だから事情を知る桐原が上にいてくれたからまずは彼に話を通して貰い、その上でルルーシュに同情や共感を得そうな話を折りを見て話した。
ブリタニア皇族というだけでどうしても色眼鏡をかけて見られるのは仕方なかったから、まずはそれを外させる。
そしてとどめにエトランジュがどうにかして助けて欲しいと訴えれば、今回の件だけでも確実な味方になると読んだのだ。
エトランジュは常日頃から信頼を積み上げているし、まともな神経をしている大人なら困っている子供を見捨てるような真似はしないものだ。
こうして会話を誘導してゼロ救出に協力させることに成功したから、後は先ほど来たアインの予知の対処をしなくてはならないのだが、策をジークフリードの方に授けておいたからたぶん何とかなるだろう。
そろそろエトランジュが目を覚ます頃合いだから、自分が手を貸してあげられるのはこれまでだ。
(後で藤堂達との会話をエトランジュの前でしないように釘を刺して貰わないと)
エトランジュが言ったわけではないことをあの子の前で話されたら、自分が言ったわけでもないのにと混乱する。
なるべくエトランジュが言いそうな言葉を選んだから怪しまれてはいないだろうが、言った覚えのない話をされると困るのだ。
ナナリーの方は問題ない。何でも言って欲しいというのは孤児院でもエトランジュ自身がナナリーに対して言っていたから、あの子もさして混乱することはないからだ。
(それにしても・・・ナナリー皇女も気の毒な子だ)
ナナリーは深層意識では解っていたのだろう。アッシュフォードも利益があるからこそ自分達を匿っているだけで、邪魔になればすぐさま放り出されるということを。
もしかしたら、そんな会話をしているのを聞いたことがあるかも知れない。
だからこそ周囲に迷惑をかけないようにと己を型に嵌め、それが周囲に受け入れられてきたからそれが正しいと信じ込んだ。
ナナリーは確かに真っ白な少女だった。
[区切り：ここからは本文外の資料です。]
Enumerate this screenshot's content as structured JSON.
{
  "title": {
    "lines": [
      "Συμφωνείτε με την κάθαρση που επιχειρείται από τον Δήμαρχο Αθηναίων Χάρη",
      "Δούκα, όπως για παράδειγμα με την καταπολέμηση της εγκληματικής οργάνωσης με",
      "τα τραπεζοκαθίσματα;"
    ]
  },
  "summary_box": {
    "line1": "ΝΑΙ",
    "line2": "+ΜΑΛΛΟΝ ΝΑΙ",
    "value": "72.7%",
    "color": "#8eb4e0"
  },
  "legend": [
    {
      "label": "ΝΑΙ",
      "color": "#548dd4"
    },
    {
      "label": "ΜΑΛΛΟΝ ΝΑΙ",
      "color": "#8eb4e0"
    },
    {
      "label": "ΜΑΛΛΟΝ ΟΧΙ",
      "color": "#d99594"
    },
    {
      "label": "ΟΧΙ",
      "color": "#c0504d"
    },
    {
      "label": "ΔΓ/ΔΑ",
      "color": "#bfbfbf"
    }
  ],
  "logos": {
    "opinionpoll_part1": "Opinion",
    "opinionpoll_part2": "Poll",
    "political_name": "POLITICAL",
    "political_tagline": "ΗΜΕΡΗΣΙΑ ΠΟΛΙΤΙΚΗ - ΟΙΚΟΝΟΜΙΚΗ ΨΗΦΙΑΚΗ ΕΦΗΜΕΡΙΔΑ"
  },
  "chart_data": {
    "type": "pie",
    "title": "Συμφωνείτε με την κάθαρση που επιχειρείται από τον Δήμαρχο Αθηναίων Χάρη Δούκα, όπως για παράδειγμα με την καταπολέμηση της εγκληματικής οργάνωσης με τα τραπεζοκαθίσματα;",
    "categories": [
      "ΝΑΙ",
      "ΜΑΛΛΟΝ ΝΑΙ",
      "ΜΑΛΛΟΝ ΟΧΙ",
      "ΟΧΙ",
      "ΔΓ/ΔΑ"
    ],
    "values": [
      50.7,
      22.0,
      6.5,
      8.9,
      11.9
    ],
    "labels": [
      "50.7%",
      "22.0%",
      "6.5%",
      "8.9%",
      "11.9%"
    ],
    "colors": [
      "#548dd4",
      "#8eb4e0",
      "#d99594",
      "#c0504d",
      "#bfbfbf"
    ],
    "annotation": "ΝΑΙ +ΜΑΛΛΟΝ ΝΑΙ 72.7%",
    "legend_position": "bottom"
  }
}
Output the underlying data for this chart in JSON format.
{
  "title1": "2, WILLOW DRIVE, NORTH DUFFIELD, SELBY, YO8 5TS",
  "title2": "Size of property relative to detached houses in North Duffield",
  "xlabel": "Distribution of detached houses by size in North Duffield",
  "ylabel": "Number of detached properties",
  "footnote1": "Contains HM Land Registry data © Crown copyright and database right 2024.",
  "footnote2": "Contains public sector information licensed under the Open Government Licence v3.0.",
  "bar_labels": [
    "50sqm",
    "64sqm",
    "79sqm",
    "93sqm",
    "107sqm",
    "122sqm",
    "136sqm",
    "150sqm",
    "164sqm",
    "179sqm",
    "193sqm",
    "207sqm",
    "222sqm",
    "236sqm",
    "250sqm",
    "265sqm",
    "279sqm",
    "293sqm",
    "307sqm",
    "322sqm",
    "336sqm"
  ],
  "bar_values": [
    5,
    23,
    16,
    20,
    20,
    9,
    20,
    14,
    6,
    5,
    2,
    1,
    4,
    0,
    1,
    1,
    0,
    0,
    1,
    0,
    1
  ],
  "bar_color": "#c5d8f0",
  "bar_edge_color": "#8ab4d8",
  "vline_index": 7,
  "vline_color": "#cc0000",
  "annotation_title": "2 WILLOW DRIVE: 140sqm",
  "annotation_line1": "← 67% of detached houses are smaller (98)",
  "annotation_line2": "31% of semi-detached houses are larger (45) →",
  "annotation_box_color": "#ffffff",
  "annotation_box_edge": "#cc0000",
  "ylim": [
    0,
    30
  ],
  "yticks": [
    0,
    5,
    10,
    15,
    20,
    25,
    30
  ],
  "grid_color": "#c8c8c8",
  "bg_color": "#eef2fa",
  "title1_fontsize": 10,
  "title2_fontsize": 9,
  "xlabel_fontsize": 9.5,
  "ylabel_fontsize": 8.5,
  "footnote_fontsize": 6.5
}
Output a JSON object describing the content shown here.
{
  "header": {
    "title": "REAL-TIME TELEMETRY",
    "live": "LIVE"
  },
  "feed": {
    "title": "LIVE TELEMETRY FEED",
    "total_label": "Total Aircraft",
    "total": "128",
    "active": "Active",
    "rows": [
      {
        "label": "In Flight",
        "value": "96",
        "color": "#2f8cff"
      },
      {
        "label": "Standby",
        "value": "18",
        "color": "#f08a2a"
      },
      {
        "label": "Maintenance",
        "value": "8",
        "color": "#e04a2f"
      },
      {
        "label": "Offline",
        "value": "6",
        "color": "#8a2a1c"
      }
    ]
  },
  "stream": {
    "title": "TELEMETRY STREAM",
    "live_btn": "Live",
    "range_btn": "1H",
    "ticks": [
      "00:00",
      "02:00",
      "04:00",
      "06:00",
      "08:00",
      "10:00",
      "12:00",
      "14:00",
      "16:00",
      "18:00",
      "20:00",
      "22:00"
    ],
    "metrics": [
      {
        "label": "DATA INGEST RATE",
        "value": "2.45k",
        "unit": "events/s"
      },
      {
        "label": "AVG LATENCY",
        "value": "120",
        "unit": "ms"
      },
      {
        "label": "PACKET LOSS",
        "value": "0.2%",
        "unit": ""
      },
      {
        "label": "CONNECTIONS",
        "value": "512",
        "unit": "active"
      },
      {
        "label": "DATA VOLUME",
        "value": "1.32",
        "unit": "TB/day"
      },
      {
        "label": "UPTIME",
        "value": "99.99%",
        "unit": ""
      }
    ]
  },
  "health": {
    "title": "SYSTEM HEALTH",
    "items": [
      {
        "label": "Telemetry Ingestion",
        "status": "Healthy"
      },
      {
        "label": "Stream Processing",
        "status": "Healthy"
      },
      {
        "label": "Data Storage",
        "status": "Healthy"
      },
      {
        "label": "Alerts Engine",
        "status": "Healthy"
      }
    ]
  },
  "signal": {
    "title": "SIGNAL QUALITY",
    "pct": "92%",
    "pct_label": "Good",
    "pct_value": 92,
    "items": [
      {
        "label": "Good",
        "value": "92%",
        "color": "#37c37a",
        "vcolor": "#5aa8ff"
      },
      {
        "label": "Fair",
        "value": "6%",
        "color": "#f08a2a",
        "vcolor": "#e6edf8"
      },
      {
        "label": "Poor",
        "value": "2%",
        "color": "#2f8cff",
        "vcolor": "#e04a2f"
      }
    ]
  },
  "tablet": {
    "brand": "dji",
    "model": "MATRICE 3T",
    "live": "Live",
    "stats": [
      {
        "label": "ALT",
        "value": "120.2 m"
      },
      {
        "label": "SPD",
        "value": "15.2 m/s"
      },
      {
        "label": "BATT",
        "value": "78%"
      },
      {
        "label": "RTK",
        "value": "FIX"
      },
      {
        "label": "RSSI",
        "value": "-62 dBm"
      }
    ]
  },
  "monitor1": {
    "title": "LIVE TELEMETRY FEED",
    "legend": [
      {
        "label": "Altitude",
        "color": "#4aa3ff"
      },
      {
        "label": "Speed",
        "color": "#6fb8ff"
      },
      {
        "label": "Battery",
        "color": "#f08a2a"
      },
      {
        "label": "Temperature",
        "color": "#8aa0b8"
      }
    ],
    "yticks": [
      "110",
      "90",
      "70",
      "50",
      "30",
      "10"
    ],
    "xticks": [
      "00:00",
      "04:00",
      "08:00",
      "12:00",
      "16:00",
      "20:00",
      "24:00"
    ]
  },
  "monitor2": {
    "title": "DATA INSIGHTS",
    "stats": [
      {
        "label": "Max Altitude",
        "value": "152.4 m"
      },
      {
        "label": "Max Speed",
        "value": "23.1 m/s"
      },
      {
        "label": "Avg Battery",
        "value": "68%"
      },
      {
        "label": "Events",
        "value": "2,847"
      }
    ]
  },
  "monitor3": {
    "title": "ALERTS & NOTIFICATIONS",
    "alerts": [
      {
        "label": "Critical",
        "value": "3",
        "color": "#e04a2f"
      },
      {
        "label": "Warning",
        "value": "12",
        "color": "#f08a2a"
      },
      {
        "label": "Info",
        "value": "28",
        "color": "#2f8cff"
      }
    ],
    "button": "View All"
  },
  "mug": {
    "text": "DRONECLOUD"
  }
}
それは周囲の色に染まる、綺麗な色だから。
自分でどんな色になりたいのかを考えず、自らを受け入れて貰うために周囲の色に同化し続けてきた哀れな子供だ。
子供が大人に甘えるのは、れっきとした権利だ。
だから・・・。
「甘え方を忘れてしまったというのなら、大人達が思い出させてあげましょう」
目のふちを赤く輝かせたエトランジュは常は浮かべないような大人っぽい表情で笑うと、変装キットを手にして藤堂と合流すべく再び会議室へと戻るのだった。